In a surprise statement that sent shockwaves through equities and currency markets, the central bank ended its cap of 1.20 franc per euro and reduced the interest rate on sight deposits, deepening a cut announced less than a month ago.
The shift marks an attempt by the SNB to reinforce its defenses of the economy before government bond purchases by the European Central Bank that could crumple the franc cap. The currency surged after the announcement, Swiss stocks including UBS AG tumbled and the chief executive of watchmaker Swatch Group AG said the policy shift would hurt exports. SNB President Thomas Jordan defended the move, saying surprise was necessary.
What this means for me is that my speculation on European stocks should begin to pay off. In fact, stocks in Europe have begun to rally on the announcement as people are attempting to front run the potential ECB action next week.
|European stocks rally on ECB QE speculation|
As I have said in the past, I am not a big fan of government money printing.
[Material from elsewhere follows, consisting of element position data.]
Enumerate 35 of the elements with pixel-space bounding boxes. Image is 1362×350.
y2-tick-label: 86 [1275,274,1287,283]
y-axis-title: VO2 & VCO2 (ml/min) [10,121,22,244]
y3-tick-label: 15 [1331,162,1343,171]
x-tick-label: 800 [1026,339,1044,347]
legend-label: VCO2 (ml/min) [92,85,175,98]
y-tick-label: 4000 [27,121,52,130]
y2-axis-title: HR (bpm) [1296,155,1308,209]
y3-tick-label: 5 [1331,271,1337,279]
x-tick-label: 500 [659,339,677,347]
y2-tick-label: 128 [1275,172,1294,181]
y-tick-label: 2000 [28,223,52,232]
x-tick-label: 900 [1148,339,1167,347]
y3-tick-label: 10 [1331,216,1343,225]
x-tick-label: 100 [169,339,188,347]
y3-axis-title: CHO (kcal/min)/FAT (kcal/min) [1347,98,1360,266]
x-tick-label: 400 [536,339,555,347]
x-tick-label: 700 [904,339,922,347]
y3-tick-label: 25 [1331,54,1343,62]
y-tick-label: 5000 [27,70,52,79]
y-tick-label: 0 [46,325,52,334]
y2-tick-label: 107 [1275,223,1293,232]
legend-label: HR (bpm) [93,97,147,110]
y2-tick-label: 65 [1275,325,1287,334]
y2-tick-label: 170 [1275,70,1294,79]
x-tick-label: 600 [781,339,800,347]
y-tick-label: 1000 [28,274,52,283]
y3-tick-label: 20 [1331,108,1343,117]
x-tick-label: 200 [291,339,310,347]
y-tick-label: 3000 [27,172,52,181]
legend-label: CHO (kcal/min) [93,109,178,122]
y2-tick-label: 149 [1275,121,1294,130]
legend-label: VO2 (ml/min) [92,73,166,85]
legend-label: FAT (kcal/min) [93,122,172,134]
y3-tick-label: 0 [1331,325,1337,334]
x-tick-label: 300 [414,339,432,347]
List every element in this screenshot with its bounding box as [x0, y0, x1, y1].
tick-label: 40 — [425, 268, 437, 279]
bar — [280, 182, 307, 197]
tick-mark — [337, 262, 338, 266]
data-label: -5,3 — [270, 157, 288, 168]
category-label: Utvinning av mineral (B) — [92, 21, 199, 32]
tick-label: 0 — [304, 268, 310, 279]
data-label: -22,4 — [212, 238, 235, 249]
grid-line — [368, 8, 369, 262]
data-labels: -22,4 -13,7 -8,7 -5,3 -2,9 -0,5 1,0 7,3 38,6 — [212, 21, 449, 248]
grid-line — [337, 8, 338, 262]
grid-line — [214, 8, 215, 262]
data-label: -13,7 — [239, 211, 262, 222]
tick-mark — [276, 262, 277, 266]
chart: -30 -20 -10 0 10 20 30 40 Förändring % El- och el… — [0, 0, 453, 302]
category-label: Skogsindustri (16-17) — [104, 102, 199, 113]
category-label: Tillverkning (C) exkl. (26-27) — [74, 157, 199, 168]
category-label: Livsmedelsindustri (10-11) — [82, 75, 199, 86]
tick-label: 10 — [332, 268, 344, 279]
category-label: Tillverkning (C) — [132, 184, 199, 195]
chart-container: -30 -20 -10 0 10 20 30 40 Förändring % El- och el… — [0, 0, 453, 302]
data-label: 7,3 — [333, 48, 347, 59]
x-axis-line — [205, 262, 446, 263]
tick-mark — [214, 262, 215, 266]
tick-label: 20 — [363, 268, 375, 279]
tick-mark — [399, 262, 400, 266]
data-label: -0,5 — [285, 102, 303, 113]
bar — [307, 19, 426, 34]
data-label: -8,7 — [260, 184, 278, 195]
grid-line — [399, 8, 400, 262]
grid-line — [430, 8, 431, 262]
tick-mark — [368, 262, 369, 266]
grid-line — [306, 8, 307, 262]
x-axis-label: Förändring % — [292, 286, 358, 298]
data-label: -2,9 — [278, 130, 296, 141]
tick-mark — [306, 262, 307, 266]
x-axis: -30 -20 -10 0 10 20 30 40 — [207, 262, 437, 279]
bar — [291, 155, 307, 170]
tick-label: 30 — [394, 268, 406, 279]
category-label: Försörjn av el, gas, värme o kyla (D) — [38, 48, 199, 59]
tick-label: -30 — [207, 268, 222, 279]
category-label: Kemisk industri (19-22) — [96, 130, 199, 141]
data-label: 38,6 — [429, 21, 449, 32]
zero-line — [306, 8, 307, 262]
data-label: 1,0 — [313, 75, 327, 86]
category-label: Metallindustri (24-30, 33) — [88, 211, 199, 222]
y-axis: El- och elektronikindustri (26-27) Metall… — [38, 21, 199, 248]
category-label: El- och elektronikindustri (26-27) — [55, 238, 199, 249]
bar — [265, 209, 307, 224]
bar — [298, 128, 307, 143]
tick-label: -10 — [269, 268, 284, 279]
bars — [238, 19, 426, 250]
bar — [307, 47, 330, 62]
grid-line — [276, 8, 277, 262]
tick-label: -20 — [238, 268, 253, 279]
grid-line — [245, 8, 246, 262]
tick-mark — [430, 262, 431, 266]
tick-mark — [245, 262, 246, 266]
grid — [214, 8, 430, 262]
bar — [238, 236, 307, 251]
It will do more harm over the long term and will not achieve the intended goals. However what we have seen in the past is that risk assets like stocks go up when government print money. At some point in the future people will figure out that printing money does not create wealth. In the meantime one has to put on their speculators and run with the bulls. There really is not much of a choice if one wants to get a return on capital. I would caution though that it is akin to picking up dimes in front of steam rollers. If you get to cute and hang around to long you will get run over so it is imperative to use stop losses and to understand what you are actually doing.